Wednesday, June 3, 2009

may i see your contact sheets?

for my final project in photography, i decided to make an idea i had ruminating in my mind for some time, into reality. the idea was this: to do a photo shoot that was reminiscent of 1920 french nude postcards, except that the models would be wearing black lace panties, corsets, tights ect, and perhaps in some frames nothing at all.

who were the models? me and daylily. sister c was supposed to be the third but due to her crash injury (big gash in forehead) she opted out.

because of the depth of my excitement for the shoot, i put a motherload of thought and effort into making a decent set, appropriate erotic outfits, and even invested in yards of black lace and black cotton fabric.

i was pumped. the day came and passed. everything went fairly smoothly, and i was sure i had gotten some good pictures.

a few days later, when i had a big chunk of free time, i decided to develop the three rolls of film i had taken, and enlarge some of the decent ones. i developed the film alone, and without incident. but when the time came to start enlarging some pictures, my professor came into the photo lab.

i greeted him (description: young, glasses, more sensitively effeminate than ruggedly mannish)and instead of responding and leaving me to my own devices he kept walking over to my station.

-so how's your project going?

+oh, good. i did a shoot over the weekend and took three rolls, so i hope i got some good pictures.

-what is it that you did?

+oh, well. (i hemmed and hawed). my idea was to do a shoot reminiscent of the 1920s burlesque and pinup girls and such. with lots of black lace. (i tried to stay in safe and tactful zone).

-oh really? may i see the contact sheets when they're done?

my eyes shuttered as my tongue stuck to the roof of my suddenly dry mouth. like someone right before death, my photo shoot flashed before my eyes.

daylily naked, daylily with corset and panties, ME with playboy-esque black bunny outfit, ME with only tights and black lace panties... you get the picture.

ME.

+uhhhhhhhhh... sure. (what was i supposed to say?)

i zoomed into the dark room, where i sequestered myself for the following three hours. every time i ventured out of the safe haven, i peeked my head out of the curtains and scoped out the working area. professor absent? i went out. professor present? i slowly retracted my head and sped back into my cave.

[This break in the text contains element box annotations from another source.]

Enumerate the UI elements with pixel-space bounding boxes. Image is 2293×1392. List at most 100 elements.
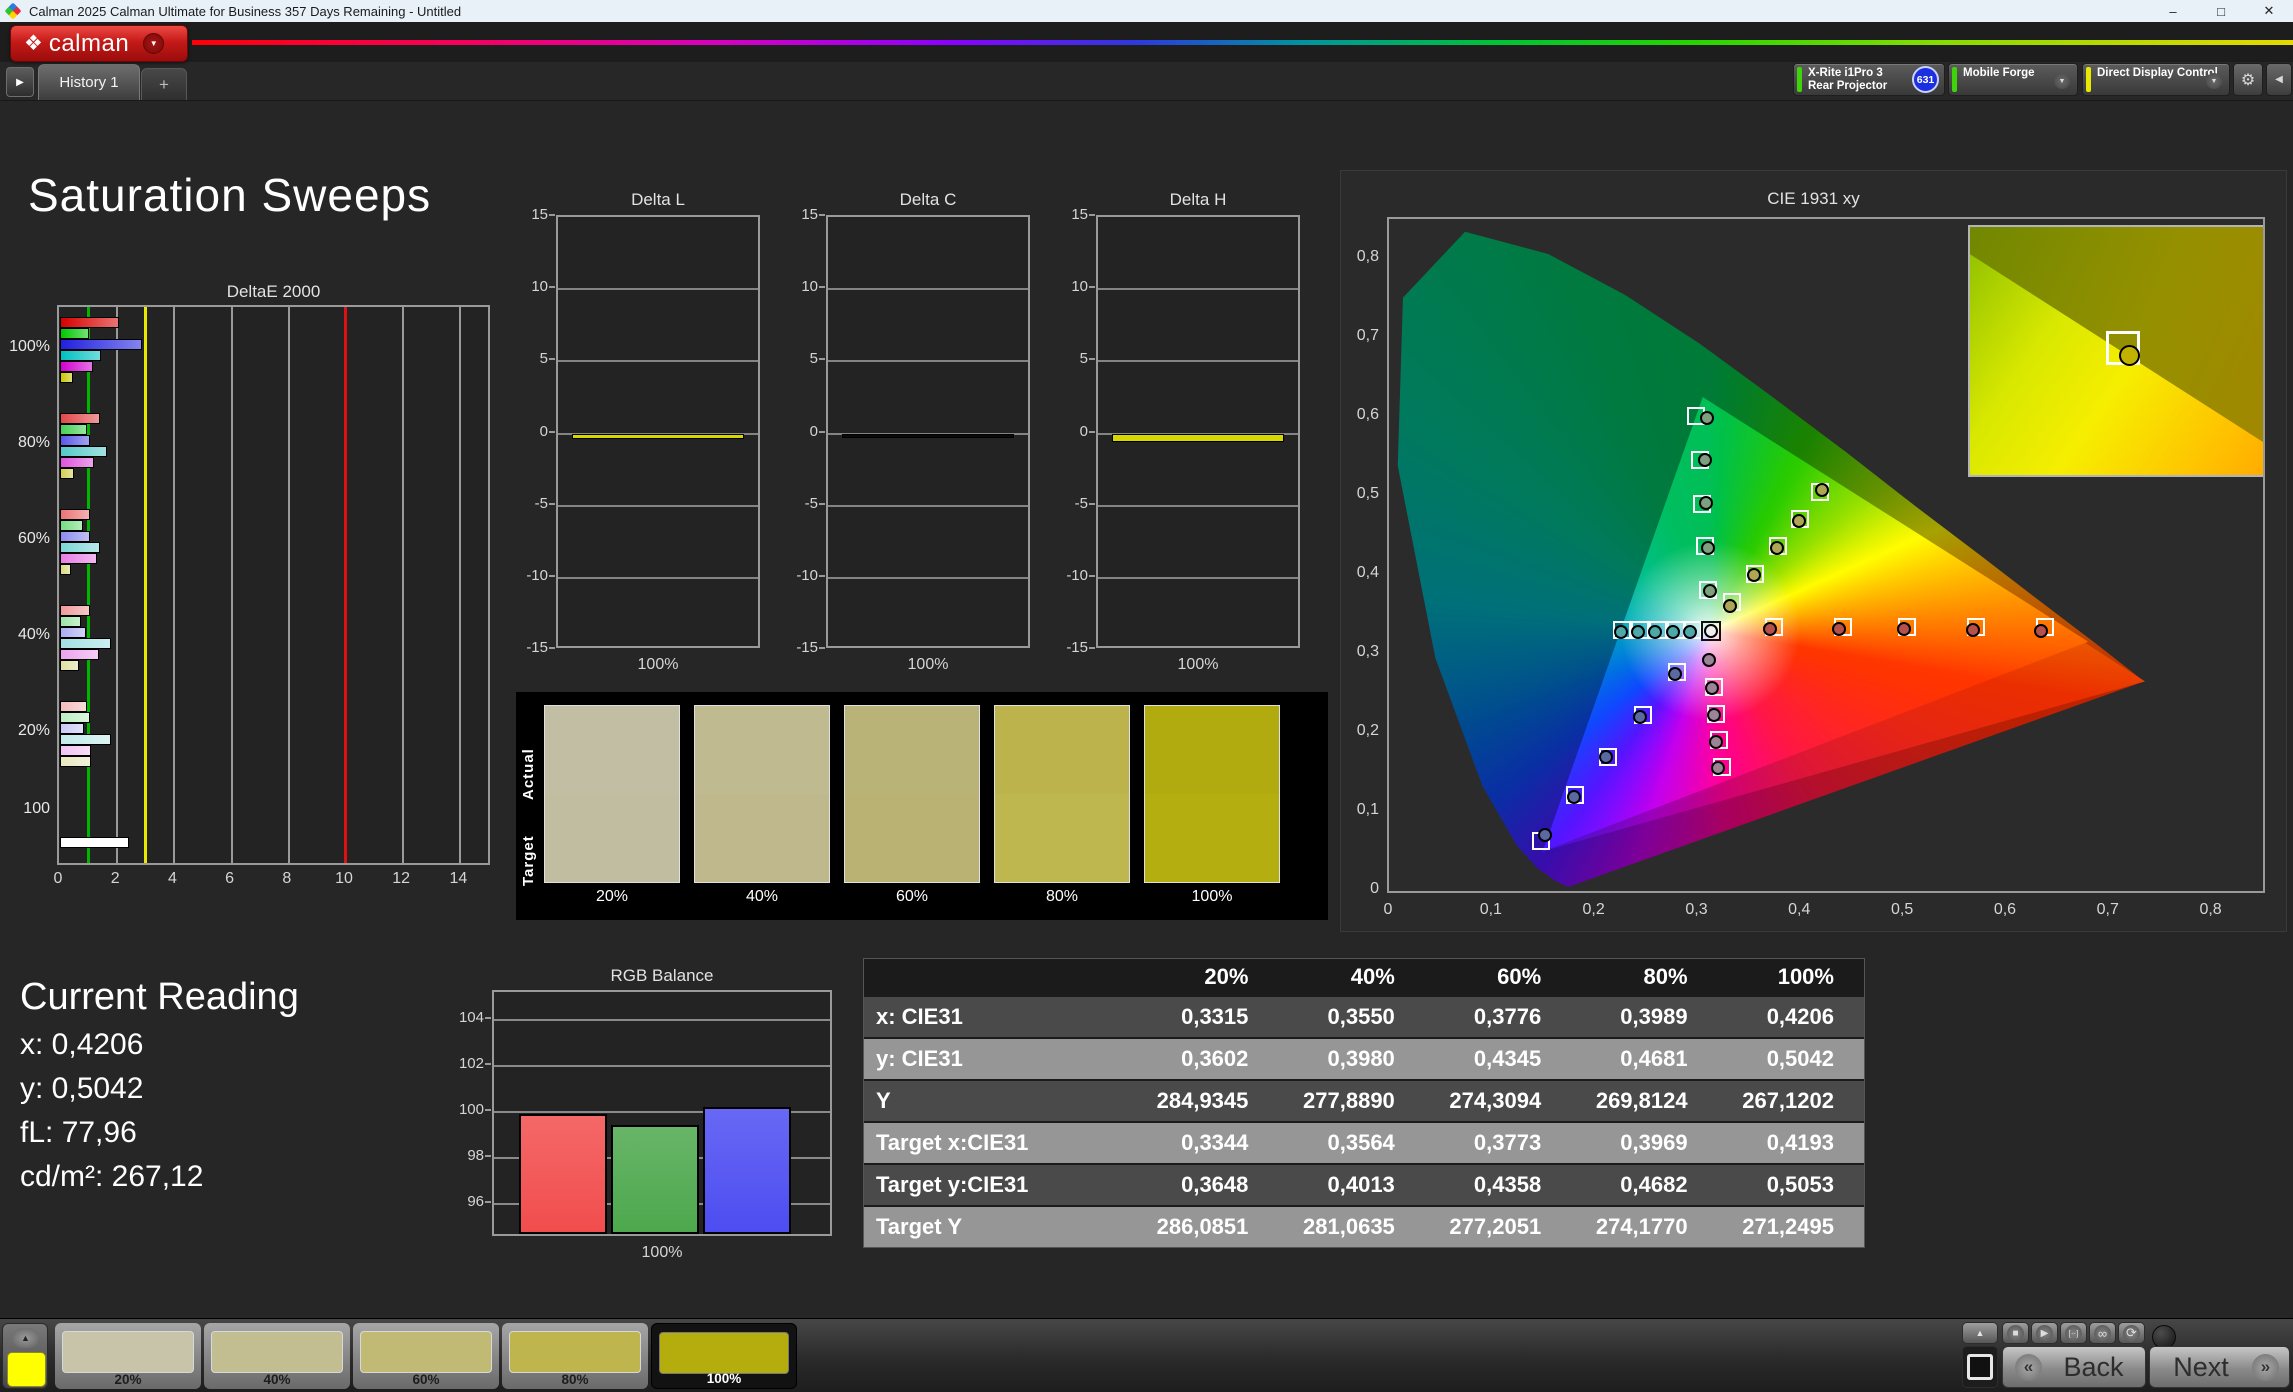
tab-history-1[interactable]: History 1 bbox=[38, 64, 140, 100]
close-icon[interactable]: ✕ bbox=[2245, 0, 2293, 22]
deltae-bar bbox=[60, 520, 83, 531]
delta-y-tick: 15 bbox=[801, 206, 818, 223]
deltae-gridline bbox=[230, 307, 233, 863]
cie-measured-point bbox=[1665, 624, 1680, 639]
next-button[interactable]: Next » bbox=[2149, 1346, 2290, 1388]
delta-c-chart: Delta C 100% 15 10 5 0 -5 -10 -15 bbox=[796, 190, 1030, 673]
swatch-target bbox=[845, 794, 979, 882]
meter-mode: Rear Projector bbox=[1808, 80, 1888, 92]
patch-swatch bbox=[62, 1331, 194, 1373]
refresh-icon: ⟳ bbox=[2123, 1324, 2140, 1342]
deltae-bar bbox=[60, 361, 93, 372]
meter-count-badge: 631 bbox=[1912, 66, 1939, 93]
rgb-balance-plot bbox=[492, 990, 832, 1236]
patch-button-100%[interactable]: 100% bbox=[651, 1323, 797, 1389]
transport-up-button[interactable]: ▲ bbox=[1962, 1322, 1998, 1344]
patch-button-label: 100% bbox=[706, 1371, 742, 1386]
deltae-bar bbox=[60, 457, 95, 468]
cie-x-tick: 0,6 bbox=[1993, 901, 2017, 918]
deltae-gridline bbox=[116, 307, 119, 863]
stop-icon: ■ bbox=[2007, 1324, 2024, 1342]
table-cell: 0,5042 bbox=[1766, 1046, 1834, 1071]
source-select-dropdown[interactable]: Mobile Forge ▼ bbox=[1948, 63, 2078, 96]
rgb-bar-green bbox=[611, 1125, 699, 1234]
back-button[interactable]: « Back bbox=[2002, 1346, 2146, 1388]
deltae-bar bbox=[60, 723, 85, 734]
deltae-bar bbox=[60, 756, 92, 767]
deltae-x-tick: 10 bbox=[335, 870, 353, 887]
deltae-bar bbox=[60, 649, 99, 660]
calman-logo-text: calman bbox=[48, 29, 130, 57]
transport-stop-button[interactable]: ■ bbox=[2002, 1322, 2029, 1344]
transport-play-button[interactable]: ▶ bbox=[2031, 1322, 2058, 1344]
delta-bar bbox=[842, 433, 1014, 438]
rgb-y-tickmark bbox=[485, 1062, 491, 1065]
deltae-bar bbox=[60, 372, 73, 383]
delta-y-tick: 10 bbox=[1071, 278, 1088, 296]
back-button-label: Back bbox=[2063, 1351, 2124, 1382]
maximize-icon[interactable]: □ bbox=[2197, 0, 2245, 22]
swatch-actual bbox=[1145, 706, 1279, 794]
delta-gridline bbox=[558, 504, 758, 507]
cie-chart bbox=[1387, 217, 2265, 893]
settings-button[interactable]: ⚙ bbox=[2233, 63, 2263, 96]
delta-y-tickmark bbox=[1089, 214, 1095, 216]
minimize-icon[interactable]: – bbox=[2149, 0, 2197, 22]
delta-y-tick: 15 bbox=[531, 206, 548, 223]
deltae-group-label: 100% bbox=[9, 338, 50, 355]
transport-loop-button[interactable]: ∞ bbox=[2089, 1322, 2116, 1344]
test-patch-preview[interactable] bbox=[7, 1352, 46, 1387]
cie-y-tick: 0,7 bbox=[1356, 326, 1379, 344]
delta-y-tickmark bbox=[819, 574, 825, 577]
collapse-toolbar-button[interactable]: ◀ bbox=[2266, 63, 2292, 96]
table-cell: 0,3969 bbox=[1620, 1130, 1688, 1155]
cie-measured-point bbox=[1814, 483, 1829, 498]
swatch-target bbox=[995, 794, 1129, 882]
patch-button-80%[interactable]: 80% bbox=[502, 1323, 648, 1389]
cie-y-tick: 0,3 bbox=[1356, 642, 1379, 660]
delta-y-tick: -10 bbox=[1066, 566, 1088, 584]
cie-measured-point bbox=[1700, 540, 1715, 555]
expand-panel-button[interactable]: ▶ bbox=[6, 67, 34, 97]
patch-button-40%[interactable]: 40% bbox=[204, 1323, 350, 1389]
table-cell: 267,1202 bbox=[1742, 1088, 1834, 1113]
delta-y-tickmark bbox=[549, 574, 555, 577]
delta-y-tickmark bbox=[549, 214, 555, 216]
rgb-y-tick: 96 bbox=[467, 1192, 484, 1210]
cie-y-tick: 0 bbox=[1370, 880, 1379, 897]
patch-button-20%[interactable]: 20% bbox=[55, 1323, 201, 1389]
table-header-row: 20% 40% 60% 80% 100% bbox=[864, 959, 1864, 995]
table-cell: 0,4358 bbox=[1473, 1172, 1542, 1197]
deltae-bar bbox=[60, 509, 91, 520]
delta-gridline bbox=[828, 576, 1028, 579]
table-cell: 0,3980 bbox=[1327, 1046, 1395, 1071]
table-row-label: Y bbox=[876, 1088, 891, 1113]
swatch-label: 80% bbox=[1045, 888, 1079, 905]
add-tab-button[interactable]: + bbox=[141, 68, 187, 100]
deltae-x-tick: 12 bbox=[392, 870, 411, 887]
patch-button-60%[interactable]: 60% bbox=[353, 1323, 499, 1389]
saturation-swatch-60% bbox=[844, 705, 980, 883]
cie-x-tick: 0,8 bbox=[2199, 901, 2222, 918]
table-row: Target y:CIE31 0,3648 0,4013 0,4358 0,4682 0,… bbox=[864, 1163, 1864, 1205]
delta-y-tick: -5 bbox=[534, 494, 548, 512]
cie-x-tick: 0 bbox=[1383, 901, 1393, 918]
current-reading-x: x: 0,4206 bbox=[20, 1028, 144, 1061]
display-control-name: Direct Display Control bbox=[2097, 67, 2218, 79]
transport-refresh-button[interactable]: ⟳ bbox=[2118, 1322, 2145, 1344]
up-arrow-icon: ▲ bbox=[1975, 1328, 1985, 1338]
delta-y-tick: -5 bbox=[1074, 494, 1088, 512]
saturation-swatch-80% bbox=[994, 705, 1130, 883]
patch-stop-button[interactable] bbox=[1962, 1346, 1998, 1388]
table-row-label: y: CIE31 bbox=[876, 1046, 963, 1071]
delta-y-tickmark bbox=[1089, 430, 1095, 433]
calman-menu-button[interactable]: ❖ calman ▼ bbox=[10, 25, 188, 62]
swatch-label: 40% bbox=[745, 888, 779, 905]
delta-y-tickmark bbox=[819, 502, 825, 505]
up-arrow-icon[interactable]: ▲ bbox=[12, 1328, 39, 1348]
deltae-bar bbox=[60, 616, 82, 627]
display-control-dropdown[interactable]: Direct Display Control ▼ bbox=[2082, 63, 2230, 96]
table-cell: 0,3648 bbox=[1181, 1172, 1249, 1197]
transport-range-button[interactable]: [··] bbox=[2060, 1322, 2087, 1344]
delta-gridline bbox=[558, 360, 758, 363]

once when i had to go out into the light and check on the test strip i had made, i unwittingly went out. i glanced at the tables. professor and teacher's aide present and talking. whipped my head back to me test strip, strove to look extremely focused and busy. and marched straight back into the dark room. throwing open the curtains as i went.

having passed that crucial day unscathed, i now feel that my contacts will remain pure from the professors gaze. if he happens to request a viewing, they are officially lost, retired, gone, back at home, ect...

1 comment:

terraworks said...

OMG this is too too funny. I can not even IMAGINE what I would of done!